Irresistible Invitation by Maxie Dunham - Day 31

Irresistible Invitation:  Responding to the Extravagant Heart of God                   

Day 31: What Defines Christian Community?

 

Dear friends, let us love one another, for love comes from God. 

1 John 4:7

 

What is it that makes a home be home for us? 

 

Maxie Dunnam, on Day 31 quotes poet Robert Frost: “Home is the place where, when you have to go there, they have to take you in.”  So it is in our Christian churches, our families of faith.  We’ve already talked about church as being a home of grace, the place where wonder dwells.  The only requirement for joining a church is that you are not worthy to be a member.

 

God is gracious, in spite of our faults, and we have all been assigned a place in God’s family with a room in God’s home.  It’s been God’s plan all along, for we need to be together receiving God’s grace.  Once we are home, in our community, we find that we begin to trust people who are different from us.  Maxie likens this to the dynamic that occurs at Alcoholics Anonymous meetings.  “In that setting, you’ll find people from many different ethnic groups: Hispanics, African Americans, Asians, Caucasians.  There will be rich and poor folks, men and women, young and old.  All have one thing in common: they are battling an addiction.  The primary dynamic of the meeting is humility and trust, expressed in statements like, “Hi, I’m Tom, and I’m an alcoholic.”  That beginning point of humility and trust breaks the grip of alcoholism.  If grace can happen in an arena like AA, it can certainly happen with the church, as well.”

 

Maxie goes on to talk about God Addiction.  He asks what it takes to become a true Christian community.  His answer: “First, I believe, is a complete obsession with God.  If we are not completely obsessed with God, we fall short of what should define us.”  Maxie knows some people will not appreciate that language, but he clarifies that “God should be so real to us that we pulsate with the unshakable conviction that in God we live and move and have our being; that in God lies all truth, love, goodness, and beauty. 

 

In talking about the prophet Jeremiah, Maxie wrote that he was so “God-driven that he couldn’t break his fixation even when he wanted to.”  Here is a verse from Jeremiah chapter 20: “But if I say, “I will not mention him or speak any more in his name,” his word is in my heart like a fire, a fire shut up in my bones.  I am weary of holding it in; indeed, I cannot (v. 9).

 

In addition to being obsessed with God, Maxie writes that he also thinks a Christian community should be happy and holy.  And holiness is not about rules and regulations.  “Holiness that centers on rigid rules and regulations turns us into ‘sour saints,’ .. constantly stressed out in seeking to keep the law.  Sour saints ain’t no saints at all.”

 

For holiness to be happy, it must be connected with the Holy Spirit.  Our strength comes from the Holy Spirit, and that holiness bring us happiness. 

 

Holiness should also be contagious, like C.S. Lewis’ phrase: “the good infection.”  Lewis used the phrase in his book Mere Christianity in talking about the Holy Spirit.  We should have a sense of the dance of the trinity, a dance that we participate in with them.

 

When we come together as church, as Christian community, the New Testament makes it abundantly clear that the early Christians saw themselves as already part of a new creation.  Maxie says that “by coming together, they were shaping a new pattern for the human community, a pattern of love and sharing which reflected the very life of the Trinity.”

 

In his book Christian Wholeness, Tom Langford expressed it this way:

 

“Our strength, as Christians, comes from our relation to God and to the people of God.  We are directly related to God, and in that relationship we find our ability to move to action and to live for others.  Indirectly we receive the strength of God through sharing in Christian community.  This is a sharing which empowers, guides, corrects, and renews our ability to be and to serve.
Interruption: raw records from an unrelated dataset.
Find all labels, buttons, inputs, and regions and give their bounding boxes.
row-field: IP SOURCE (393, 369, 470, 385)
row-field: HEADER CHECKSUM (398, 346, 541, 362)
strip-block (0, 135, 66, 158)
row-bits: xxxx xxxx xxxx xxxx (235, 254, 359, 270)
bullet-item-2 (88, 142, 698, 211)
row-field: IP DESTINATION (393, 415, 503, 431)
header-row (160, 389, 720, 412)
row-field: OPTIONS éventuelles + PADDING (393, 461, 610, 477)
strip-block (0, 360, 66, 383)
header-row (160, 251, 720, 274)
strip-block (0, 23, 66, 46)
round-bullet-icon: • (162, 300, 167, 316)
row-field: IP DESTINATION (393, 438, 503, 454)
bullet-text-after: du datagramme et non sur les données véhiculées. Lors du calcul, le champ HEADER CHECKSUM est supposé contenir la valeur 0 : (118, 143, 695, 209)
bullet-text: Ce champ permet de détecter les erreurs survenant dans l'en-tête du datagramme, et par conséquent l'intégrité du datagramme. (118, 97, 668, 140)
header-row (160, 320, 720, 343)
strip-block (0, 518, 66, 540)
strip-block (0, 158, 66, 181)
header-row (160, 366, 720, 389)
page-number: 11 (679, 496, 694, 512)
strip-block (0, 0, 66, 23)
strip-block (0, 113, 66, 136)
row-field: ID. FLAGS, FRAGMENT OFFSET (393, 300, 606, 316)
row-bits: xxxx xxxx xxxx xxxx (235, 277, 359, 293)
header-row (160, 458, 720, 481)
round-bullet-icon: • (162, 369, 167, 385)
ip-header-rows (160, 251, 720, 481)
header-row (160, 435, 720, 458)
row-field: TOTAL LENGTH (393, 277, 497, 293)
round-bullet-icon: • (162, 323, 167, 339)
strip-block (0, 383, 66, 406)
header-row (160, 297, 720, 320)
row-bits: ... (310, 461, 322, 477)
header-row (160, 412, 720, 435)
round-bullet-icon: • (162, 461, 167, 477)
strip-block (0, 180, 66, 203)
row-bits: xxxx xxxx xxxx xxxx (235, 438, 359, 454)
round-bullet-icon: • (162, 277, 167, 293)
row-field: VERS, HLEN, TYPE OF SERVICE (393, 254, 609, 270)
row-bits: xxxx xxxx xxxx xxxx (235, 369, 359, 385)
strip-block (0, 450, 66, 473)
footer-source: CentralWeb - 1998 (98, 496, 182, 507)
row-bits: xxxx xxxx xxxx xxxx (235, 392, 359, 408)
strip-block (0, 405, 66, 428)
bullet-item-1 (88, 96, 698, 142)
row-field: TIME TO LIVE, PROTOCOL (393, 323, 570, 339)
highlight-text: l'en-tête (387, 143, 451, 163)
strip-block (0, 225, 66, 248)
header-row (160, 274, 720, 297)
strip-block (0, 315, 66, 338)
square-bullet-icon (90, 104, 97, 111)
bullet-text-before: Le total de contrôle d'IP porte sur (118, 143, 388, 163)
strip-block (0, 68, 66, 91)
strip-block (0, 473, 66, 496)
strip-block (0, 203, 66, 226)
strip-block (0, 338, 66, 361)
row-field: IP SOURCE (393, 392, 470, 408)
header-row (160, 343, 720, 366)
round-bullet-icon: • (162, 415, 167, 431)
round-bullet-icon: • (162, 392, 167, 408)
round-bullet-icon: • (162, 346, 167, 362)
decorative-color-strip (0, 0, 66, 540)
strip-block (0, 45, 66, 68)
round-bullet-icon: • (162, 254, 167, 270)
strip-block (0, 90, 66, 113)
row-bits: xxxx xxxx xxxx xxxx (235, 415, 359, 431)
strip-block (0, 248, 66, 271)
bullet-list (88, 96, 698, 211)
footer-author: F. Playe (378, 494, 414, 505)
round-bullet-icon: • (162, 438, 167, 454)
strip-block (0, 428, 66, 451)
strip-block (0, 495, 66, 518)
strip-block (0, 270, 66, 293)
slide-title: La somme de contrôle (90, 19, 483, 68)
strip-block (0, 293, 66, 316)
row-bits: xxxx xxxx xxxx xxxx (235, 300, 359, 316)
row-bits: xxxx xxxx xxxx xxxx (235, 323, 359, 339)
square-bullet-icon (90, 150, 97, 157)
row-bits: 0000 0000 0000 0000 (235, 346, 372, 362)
Emphasis upon Christian strength is often neglected for fear of abuse, and the strength given by community is often neglected because it is so meagerly realized in contemporary experience.  Yet the church is the Body of Christ; it is the special embodiment of the Holy Spirit.  The church is the community graciously given by God to persons who need and who intensely seek community.  Into our solitary, isolated style of living there comes a concrete community of persons who are willing to bear one another’s burdens, enhance one another’s living, to be together in joy and in sorrow, in hope and in hurt, at ordinary moments and in critical junctures of human experience.

In the context of the church, strength comes from lives which are bound together.  The chief binding is not that of a desperate clinging to one another in a dangerous and frightening world. … The deeper truth, however, is that person in Christian community are bound together by a common love, by a common worship, and by a common mission.  The church is the community of persons who are in community with Jesus Christ.  It is a community of persons precisely because there is a common center for their lives.”

 

 The Heart of the Matter

-         On a scale of one to ten (ten being the highest), how “addicted’ would you say you are to God?  Why is that?

-         In what ways could holiness be contagious?  What about joy?

-         Is your congregation bound by common love, common worship and common mission?  In what ways can you individually improve – or detract from – the situation?